Years of lively debate about the potential harm of AI in the tech community, driven by mistakes and errors that have real consequences in people’s lives, such as algorithms that determine whether people benefit from welfare. It is in progress. Dutch tax authorities say Defective algorithm We have penalized dual citizens.

Automated software for recognizing and analyzing faces is particularly controversial. Last year, Facebook shut down a 10-year-old system to identify the person in the photo. “There are many concerns about the position of facial recognition technology in society,” said the company’s vice president of artificial intelligence.

Several black men were illegally arrested after a flawed facial recognition match. And in 2020, at the same time as Black Lives Matter’s protest after George Floyd’s police killing in Minneapolis, Amazon and Microsoft issued a moratorium on the use of facial recognition products by US police. Clearer law It was necessary for its use.

Since then, Washington Massachusetts, among other things, has passed regulations requiring judicial oversight of police use of facial recognition tools.

Crumpton said Microsoft considered making the software available to police in states where the book has law, but has decided not to do so for now. She said it could change as the legal situation changed.

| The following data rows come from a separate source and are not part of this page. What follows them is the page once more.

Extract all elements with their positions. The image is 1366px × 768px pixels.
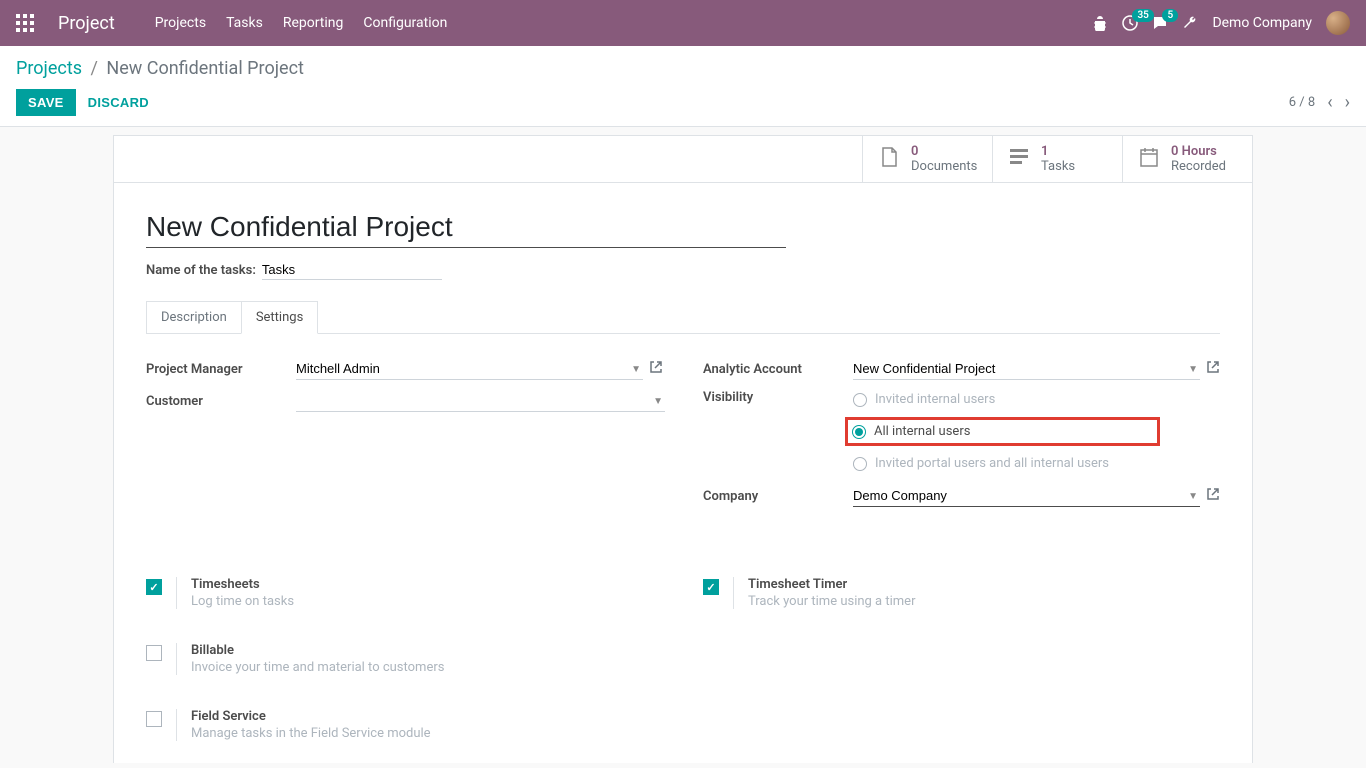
billable-checkbox[interactable] (146, 645, 162, 661)
option-desc: Invoice your time and material to custom… (191, 660, 444, 675)
customer-select[interactable] (296, 390, 665, 412)
customer-label: Customer (146, 394, 296, 409)
visibility-opt-portal[interactable]: Invited portal users and all internal us… (853, 456, 1220, 471)
company-switcher[interactable]: Demo Company (1212, 15, 1312, 31)
external-link-icon[interactable] (649, 360, 663, 378)
tasks-icon (1007, 145, 1031, 173)
chat-badge: 5 (1162, 9, 1178, 22)
option-field-service: Field Service Manage tasks in the Field … (146, 709, 663, 741)
pager-text: 6 / 8 (1289, 95, 1315, 110)
visibility-opt-all-internal[interactable]: All internal users (852, 424, 1151, 439)
nav-reporting[interactable]: Reporting (283, 15, 344, 31)
analytic-account-label: Analytic Account (703, 362, 853, 377)
option-desc: Track your time using a timer (748, 594, 915, 609)
option-title: Timesheets (191, 577, 294, 592)
option-desc: Manage tasks in the Field Service module (191, 726, 431, 741)
radio-icon (853, 393, 867, 407)
company-select[interactable] (853, 485, 1200, 507)
radio-label: Invited internal users (875, 392, 995, 407)
external-link-icon[interactable] (1206, 360, 1220, 378)
timer-checkbox[interactable] (703, 579, 719, 595)
stat-tasks[interactable]: 1 Tasks (992, 136, 1122, 182)
option-billable: Billable Invoice your time and material … (146, 643, 663, 675)
wrench-icon[interactable] (1182, 15, 1198, 31)
chat-icon[interactable]: 5 (1152, 15, 1168, 31)
bug-icon[interactable] (1092, 15, 1108, 31)
task-name-label: Name of the tasks: (146, 263, 256, 278)
clock-badge: 35 (1132, 9, 1153, 22)
analytic-account-select[interactable] (853, 358, 1200, 380)
option-desc: Log time on tasks (191, 594, 294, 609)
nav-links: Projects Tasks Reporting Configuration (155, 15, 448, 31)
radio-icon (853, 457, 867, 471)
option-timesheets: Timesheets Log time on tasks (146, 577, 663, 609)
option-timesheet-timer: Timesheet Timer Track your time using a … (703, 577, 1220, 609)
timesheets-checkbox[interactable] (146, 579, 162, 595)
nav-tasks[interactable]: Tasks (226, 15, 263, 31)
breadcrumb-current: New Confidential Project (106, 58, 304, 79)
breadcrumb-root[interactable]: Projects (16, 58, 82, 79)
pager: 6 / 8 ‹ › (1289, 92, 1350, 113)
company-label: Company (703, 489, 853, 504)
app-brand[interactable]: Project (58, 13, 115, 34)
stat-hours[interactable]: 0 Hours Recorded (1122, 136, 1252, 182)
main-content: 0 Documents 1 Tasks 0 Hours (0, 127, 1366, 763)
option-title: Timesheet Timer (748, 577, 915, 592)
top-navbar: Project Projects Tasks Reporting Configu… (0, 0, 1366, 46)
stat-tasks-value: 1 (1041, 144, 1075, 159)
discard-button[interactable]: DISCARD (76, 89, 161, 116)
nav-configuration[interactable]: Configuration (363, 15, 447, 31)
radio-label: Invited portal users and all internal us… (875, 456, 1109, 471)
control-panel: Projects / New Confidential Project SAVE… (0, 46, 1366, 127)
notebook-tabs: Description Settings (146, 300, 1220, 334)
form-sheet: 0 Documents 1 Tasks 0 Hours (113, 135, 1253, 763)
documents-icon (877, 145, 901, 173)
pager-prev-icon[interactable]: ‹ (1327, 92, 1332, 113)
project-name-input[interactable] (146, 207, 786, 248)
breadcrumb: Projects / New Confidential Project (16, 58, 1350, 79)
radio-icon (852, 425, 866, 439)
stat-hours-value: 0 Hours (1171, 144, 1226, 159)
stat-tasks-label: Tasks (1041, 159, 1075, 174)
radio-label: All internal users (874, 424, 970, 439)
clock-icon[interactable]: 35 (1122, 15, 1138, 31)
visibility-opt-invited-internal[interactable]: Invited internal users (853, 392, 1220, 407)
external-link-icon[interactable] (1206, 487, 1220, 505)
save-button[interactable]: SAVE (16, 89, 76, 116)
project-manager-label: Project Manager (146, 362, 296, 377)
option-title: Field Service (191, 709, 431, 724)
pager-next-icon[interactable]: › (1345, 92, 1350, 113)
stat-documents[interactable]: 0 Documents (862, 136, 992, 182)
tab-settings[interactable]: Settings (241, 301, 318, 334)
visibility-label: Visibility (703, 390, 853, 405)
highlight-box: All internal users (845, 417, 1160, 446)
calendar-icon (1137, 145, 1161, 173)
tab-description[interactable]: Description (146, 301, 241, 334)
stat-buttons: 0 Documents 1 Tasks 0 Hours (114, 136, 1252, 183)
task-name-input[interactable] (262, 260, 442, 280)
user-avatar[interactable] (1326, 11, 1350, 35)
option-title: Billable (191, 643, 444, 658)
nav-projects[interactable]: Projects (155, 15, 206, 31)
project-manager-select[interactable] (296, 358, 643, 380)
apps-menu-icon[interactable] (16, 14, 34, 32)
stat-documents-label: Documents (911, 159, 977, 174)
stat-documents-value: 0 (911, 144, 977, 159)
stat-hours-label: Recorded (1171, 159, 1226, 174)
fieldservice-checkbox[interactable] (146, 711, 162, 727)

Professor of Computer Science in Princeton Well-known AI expertThe company has stepped back from face analysis techniques because it is “more visceral, as opposed to other types of AI that may be suspicious but don’t always feel in the bones.” Said that it may be.

Companies may also find that some of these systems are of less commercial value, at least for now, he said. Microsoft couldn’t say how many users there were because of the facial analysis feature. Narayanan predicts that because companies are “cash cows,” they are unlikely to abandon other invasive technologies, such as targeted ads that profile people to choose the best ads to display. did.